SE3D: Building a radiative transfer emulator to fit panchromatic resolved galaxy observations with 3D models of dust and stars
Steven Ramnichal, Junkai Zhang, Stijn Wuyts, Cheng Li
TL;DR
SE3D presents a forward-modeling framework that jointly analyzes panchromatic and spatially resolved galaxy observations by coupling 3D dust radiative transfer with a Bayesian neural network emulator. A large library of toy galaxies processed with SKIRT is used to train the emulator to predict wavelength-dependent spectral distributions and structural properties with about $0.05$ dex accuracy, enabling rapid Bayesian inference of stellar and dust content and geometry.
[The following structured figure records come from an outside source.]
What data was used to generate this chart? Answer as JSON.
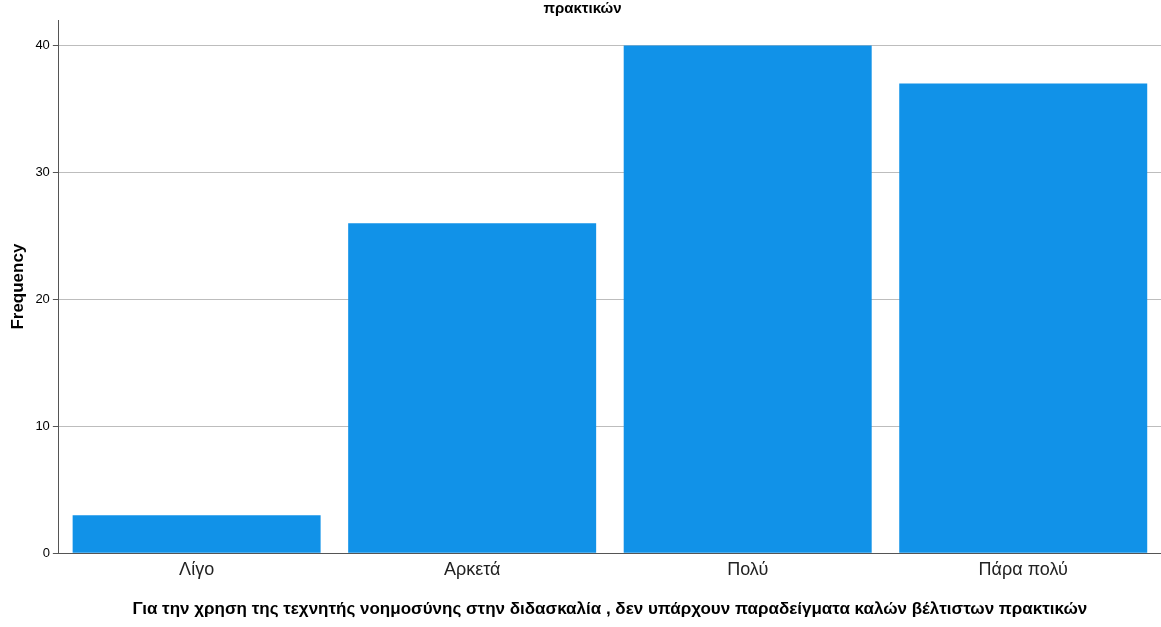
{
  "chart_data": {
    "type": "bar",
    "title": "πρακτικών",
    "categories": [
      "Λίγο",
      "Αρκετά",
      "Πολύ",
      "Πάρα πολύ"
    ],
    "values": [
      3,
      26,
      40,
      37
    ],
    "color": "#1192e8",
    "xlabel": "Για την χρηση της τεχνητής νοημοσύνης στην διδασκαλία , δεν υπάρχουν παραδείγματα καλών βέλτιστων πρακτικών",
    "ylabel": "Frequency",
    "ylim": [
      0,
      42
    ],
    "yticks": [
      0,
      10,
      20,
      30,
      40
    ],
    "grid": "y",
    "legend": false
  }
}
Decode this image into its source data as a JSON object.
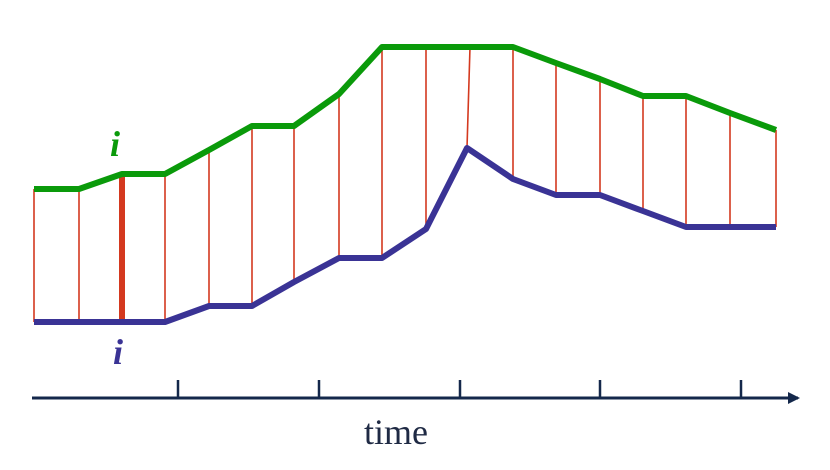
{
  "diagram": {
    "axis_label": "time",
    "upper_label": "i",
    "lower_label": "i",
    "colors": {
      "upper_curve": "#0a9a0a",
      "lower_curve": "#3a3395",
      "links": "#d4391f",
      "axis": "#14284b"
    }
  }
}
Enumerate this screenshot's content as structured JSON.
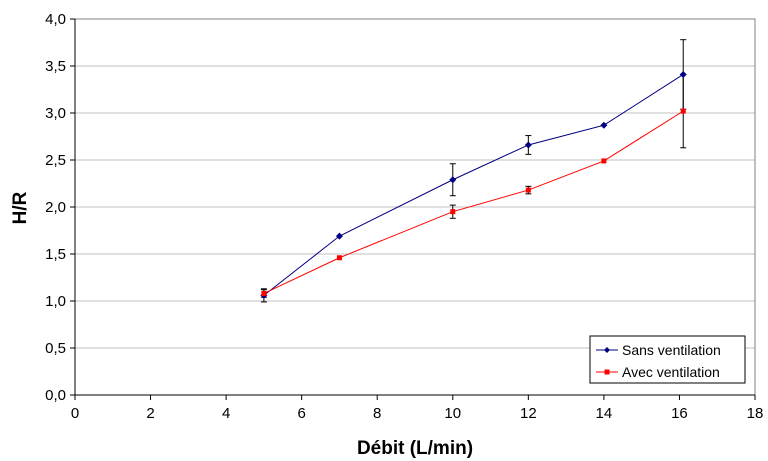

The approach reveals how observables map to physical properties and identifies the main drivers of attenuation (notably the projected dust surface density) while offering orders-of-magnitude speedups over full radiative transfer. This framework enables robust, joint constraints on star-dust geometries from diverse data and provides a scalable path for exploiting upcoming panchromatic, resolved galaxy surveys.
Abstract
We present a framework for analysing panchromatic and spatially resolved galaxy observations, dubbed SE3D. SE3D simultaneously and self-consistently models a galaxy's spectral energy distribution and its spectral distributions of global structural parameters: the wavelength-dependent galaxy size, light profile and projected axis ratio. To this end, it employs a machine learning emulator trained on a large library of toy model galaxies processed with 3D dust radiative transfer and mock-observed under a range of viewing angles. The toy models vary in their stellar and dust geometries, and include radial stellar population gradients. The computationally efficient machine learning emulator uses a Bayesian neural network architecture, and reproduces the spectral distributions at an accuracy of ~ 0.05 dex or less across the dynamic range of input parameters, and across the rest-frame UVJ colour space spanned by observed galaxies. We carry out a sensitivity analysis demonstrating that the emulator has successfully learned the intricate mappings between galaxy physical properties and direct observables (fluxes, colours, sizes, size ratios between different wavebands, ...). We further discuss the physical conditions giving rise to a range of total-to-selective attenuation ratios, Rv, with among them most prominently the projected dust surface mass density.